Karena kami semua susah bangun pagi terutama saya dan Zen, jadi kami baru berangkat ke Pantai Sanur pada pukul 13.53. Siang banget kan ya huhu, sifat jelek ini harus dibuang jauh-jauh, karena bisa berabe kalo travelling tiap hari bangunnya siang mulu -_-. Jujur, kami semua gak tau jalan di sana, karena berkat kecanggihan smartphone, jadi saya bisa buka aplikasi map. Yaaa cukup membantu lah walaupun tetap saja ada nyasarnya dan harus nanya dulu ke penduduk sana.

Susur pantai sambil mencari spot yang pas buat berenang
Ternyata tidak terlalu jauh jaraknya, kalau dari rumah saudara saya di Banjar Ambengan, Denpasar Selatan hanya perlu ke arah Jalan Ngurah Rai By Pass ke arah timur. Luruuuuuus aja sampai nemu plang tulisan Pantai Sanur belok kanan. Sampai deh di Pantai Sanur. Di pantai ini cenderung sepi pengunjung. Bukan karena gak indah, indah banget malah! Tapi mungkin karena ombak di sana tidak terlalu besar, cenderung tenang, jadi para bule gak bisa surfing di sana. Lebih banyak pengunjung lokal yang datang ke sana. Kalau adapun bule yang ke sana, itu karena alasan privasi, karena di sana tenang banget, enak banget buat berjemur, baca buku, main volley pantai, dan lain-lain.


Keadaan ini kami manfaatkan untuk berenang di sana. Enyaaaaak banget serasa pantai pribadi, bebas mau ngapain aja. Struktur pantainya pun enak buat yang pengen sekedar berenang, karena tidak berkarang, hanya pasir dan sedikit kerikil saja. Yeah we had a quality time there.

Kelakuan ikan pesut
Bule yang lagi berenang shock ada
makhluk aneh menunjukkan keteknya
2 insan yang sedang memadu kasih
Target kami hari ini yang lain adalah melihat sunset di Pantai Kuta, karena sunset di Pantai Sanur gak bagus kawan. Menuju lah kita ke Pantai Kuta. Tidak lupa saya membuka digital map untuk mendapatkan direction dari Pantai Sanur ke Pantai Kuta. Cukup mudah juga, kita hanya cenderung mengikuti Jalan Ngurah Rai By Pass ke arah barat. Ikuti jalan saja sampai gempor kita nemu plang arah ke Pantai Kuta. Sangat sangat seru kawan naik motor tapi kita gak tau jalannya, jadi ada tujuan yang harus kita raih, dan itu sensasinya wow beuddd.

Lagi buka digital map dari hp
Sampai di Pantai Kuta terasa beda, keramaian di mana-mana. Kami tidak langsung ke pantainya, karena kami ingin sedikit belanja dulu hehe. Kalo mau belanja di Pantai Kuta, ada sebuah gang yang di sana menjual berbagai oleh-oleh khas Bali kawan. Tapi kalian harus pintar-pintar menawar. Tapi saya saranin lagi sih kalian jangan beli di sini, tapi beli di Pusat Perbelanjaan Airlangga, nanti saya bahas kok.
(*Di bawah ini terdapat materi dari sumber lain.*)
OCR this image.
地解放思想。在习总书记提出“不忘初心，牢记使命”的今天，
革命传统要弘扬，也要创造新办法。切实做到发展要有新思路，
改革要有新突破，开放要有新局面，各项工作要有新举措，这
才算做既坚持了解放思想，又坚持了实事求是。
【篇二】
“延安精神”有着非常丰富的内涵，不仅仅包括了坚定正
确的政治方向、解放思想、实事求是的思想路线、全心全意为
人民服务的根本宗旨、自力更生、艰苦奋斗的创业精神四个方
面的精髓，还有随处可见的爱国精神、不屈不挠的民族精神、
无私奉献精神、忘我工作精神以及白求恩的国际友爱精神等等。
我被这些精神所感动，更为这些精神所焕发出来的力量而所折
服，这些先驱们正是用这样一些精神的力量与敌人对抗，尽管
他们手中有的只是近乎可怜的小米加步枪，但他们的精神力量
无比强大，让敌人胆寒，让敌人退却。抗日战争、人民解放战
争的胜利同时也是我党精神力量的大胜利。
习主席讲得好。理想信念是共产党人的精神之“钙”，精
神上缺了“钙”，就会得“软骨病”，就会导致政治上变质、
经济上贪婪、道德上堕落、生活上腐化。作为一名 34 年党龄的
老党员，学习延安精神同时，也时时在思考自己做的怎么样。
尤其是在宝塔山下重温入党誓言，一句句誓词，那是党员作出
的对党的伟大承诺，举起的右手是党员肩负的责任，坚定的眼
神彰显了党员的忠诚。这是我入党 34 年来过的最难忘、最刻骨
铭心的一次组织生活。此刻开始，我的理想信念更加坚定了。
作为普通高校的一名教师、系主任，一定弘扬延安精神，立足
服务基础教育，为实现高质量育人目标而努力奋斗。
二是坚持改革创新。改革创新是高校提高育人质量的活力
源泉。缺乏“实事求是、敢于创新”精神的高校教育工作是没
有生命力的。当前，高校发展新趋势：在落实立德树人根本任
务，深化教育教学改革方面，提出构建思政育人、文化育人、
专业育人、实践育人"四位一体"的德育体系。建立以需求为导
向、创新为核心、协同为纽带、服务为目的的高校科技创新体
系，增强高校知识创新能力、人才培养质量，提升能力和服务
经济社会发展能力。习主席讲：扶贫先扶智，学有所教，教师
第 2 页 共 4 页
Selesai belanja rencananya kami langsung menuju pantai sambil menunggu sunset, tapiiiiiiii hujan pun datang!!! Sh*t!!! Gak bisa lihat sunset ini mah. Mataharinya ngilang, ketutupan awan mendung yang hitam. Tapi kami gak langsung pulang, kami tetap berharap dan tetap ke pantai. Pengunjung berkurang, para bule pulang ke penginapannya masing-masing, kaya kucing aja yak takut basah -__-. Cuma tersisa para pedagang, sedikit wisatawan, dan peselancar yang nekat!! Hujan kecil disertai angin yang cukup besar sudah cukup membuat ombak agak besar, jadi ini adalah momen yang gak boleh dilewatkan bagi mereka. Walaupun beach guard sudah meniupkan peluit agar para peselancar pulang, tapi tidak dihiraukan, gila ombak mereka -.-".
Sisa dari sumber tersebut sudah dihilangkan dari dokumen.